Chapter 15

Contains spoilers

Overview

Alice wakes early, reflects on the mosaic titled Nicollet and her purpose as a writer, and leaves her phone number for Hayden as a step toward friendship. She meets Margaret on an airboat through the marsh, where Margaret resumes the family history by focusing on her father, Frederick, and aunt, Francine, after Gerald summoned them to Los Angeles.

Summary

Before dawn, Alice struggles to sleep and considers the meaning of “Nicollet” as the one you would give everything up for, wondering why Margaret abandoned her old life. She drives to the hotel, leaves her phone number on Hayden’s tea as an answer to his “Friends?” note, and spends time alone on the beach at sunrise, reflecting on why she writes and the urge to preserve people’s cores truthfully.

Alice then meets Margaret, who takes her out on an airboat behind her property. They pause the engine to talk despite the mosquitoes. Alice asks to back up to Margaret’s father, Frederick Ives, and his sister, Francine, and confirms the secret parentage timeline of Ruth Allen (daughter of Gerald and Nina, raised as Gerald’s niece).

Margaret describes Francine and Frederick’s idle, extravagant lives in San Francisco during the Depression: Francine indulged in showing dogs and horses, hiring and firing trainers whom she also treated as lovers; Frederick preferred gambling, placing humiliating terms rather than money, such as making a tycoon muck out Francine’s stables, and sometimes suffering similar losses himself.

Margaret contrasts “fast money” fame with old wealth, noting she was born into public scrutiny and became a split self, while her late husband, actor Cosmo Sinclair, came from nothing and struggled with fame that “was killing him long before the accident.” She frames this to explain how easily Frederick ensnared the ultra-wealthy in absurd bets.

When Gerald summoned Frederick and Francine to Los Angeles and threatened to cut them off, he pushed Francine to marry and Frederick to learn the business. In defiance, Francine chose work, taking over a failing ladies’ magazine as coeditor in chief and then editor in chief, ultimately turning it around despite Gerald’s likely intent to scare her into marriage. Frederick tried to coast at the film studio, seeking minimal work.

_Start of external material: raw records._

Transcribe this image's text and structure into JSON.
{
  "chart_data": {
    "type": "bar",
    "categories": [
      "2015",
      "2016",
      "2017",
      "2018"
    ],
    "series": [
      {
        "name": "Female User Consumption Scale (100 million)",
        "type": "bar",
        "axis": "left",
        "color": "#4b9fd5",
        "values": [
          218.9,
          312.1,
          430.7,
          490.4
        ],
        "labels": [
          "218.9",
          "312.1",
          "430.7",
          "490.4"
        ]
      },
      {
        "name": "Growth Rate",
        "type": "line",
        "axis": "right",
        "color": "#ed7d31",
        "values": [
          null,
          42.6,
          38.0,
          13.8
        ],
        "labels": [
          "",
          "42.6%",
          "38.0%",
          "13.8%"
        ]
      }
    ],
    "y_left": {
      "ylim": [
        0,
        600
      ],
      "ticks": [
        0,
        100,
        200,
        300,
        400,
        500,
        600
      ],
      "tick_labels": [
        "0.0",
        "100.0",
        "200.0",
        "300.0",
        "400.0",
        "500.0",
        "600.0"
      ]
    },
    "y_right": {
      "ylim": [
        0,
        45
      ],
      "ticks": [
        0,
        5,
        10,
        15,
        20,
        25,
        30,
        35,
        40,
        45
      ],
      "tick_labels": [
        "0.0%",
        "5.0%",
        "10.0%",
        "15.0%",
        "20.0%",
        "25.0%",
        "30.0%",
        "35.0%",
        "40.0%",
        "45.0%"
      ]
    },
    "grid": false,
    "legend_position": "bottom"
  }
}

Margaret concludes that Francine succeeded because she had desperation, a drive her father lacked at that time, hinting that Frederick’s desperation would emerge later.

Who Appears

  • Alice
    journalist and narrator; leaves her phone number for Hayden, reflects on writing and the Nicollet mosaic, conducts the airboat interview.
  • Margaret Grace Ives
    subject; drives the airboat, details Frederick and Francine’s histories, reflects on fame and Cosmo, notes Francine’s magazine success and Frederick’s gambling.
  • Hayden
    Alice’s colleague and rival; off-page, Alice leaves him her number in response to “Friends?”.
  • Gerald Ives
    Margaret’s grandfather; summoned his adult children to Los Angeles, pushed Francine toward marriage and Frederick toward the business.
  • Francine Ives
    Gerald’s daughter; eccentric with animals and trainers; later turned around a failing ladies’ magazine instead of marrying.
  • Frederick Ives
    Gerald’s son and Margaret’s father; compulsive gambler who wagered humiliating tasks, attempted to coast at the studio; lacked “desperation” then.
  • Nina Gill
    actress; mentioned in the confirmed timeline as Ruth Allen’s biological mother.
  • Ruth Allen (LP)
    Gerald and Nina’s secret daughter; referenced as being raised as a niece after a fabricated birth date.
  • Cosmo Sinclair
    Margaret’s late husband; discussed as a fame-stricken actor from a modest background whose struggle with publicity preceded his fatal accident.
  • Rosalind
    Gerald’s wife; noted in the household that raised Ruth Allen.
  • Gigi
    Gerald’s sister; adoptive mother figure to Ruth Allen in the cover story.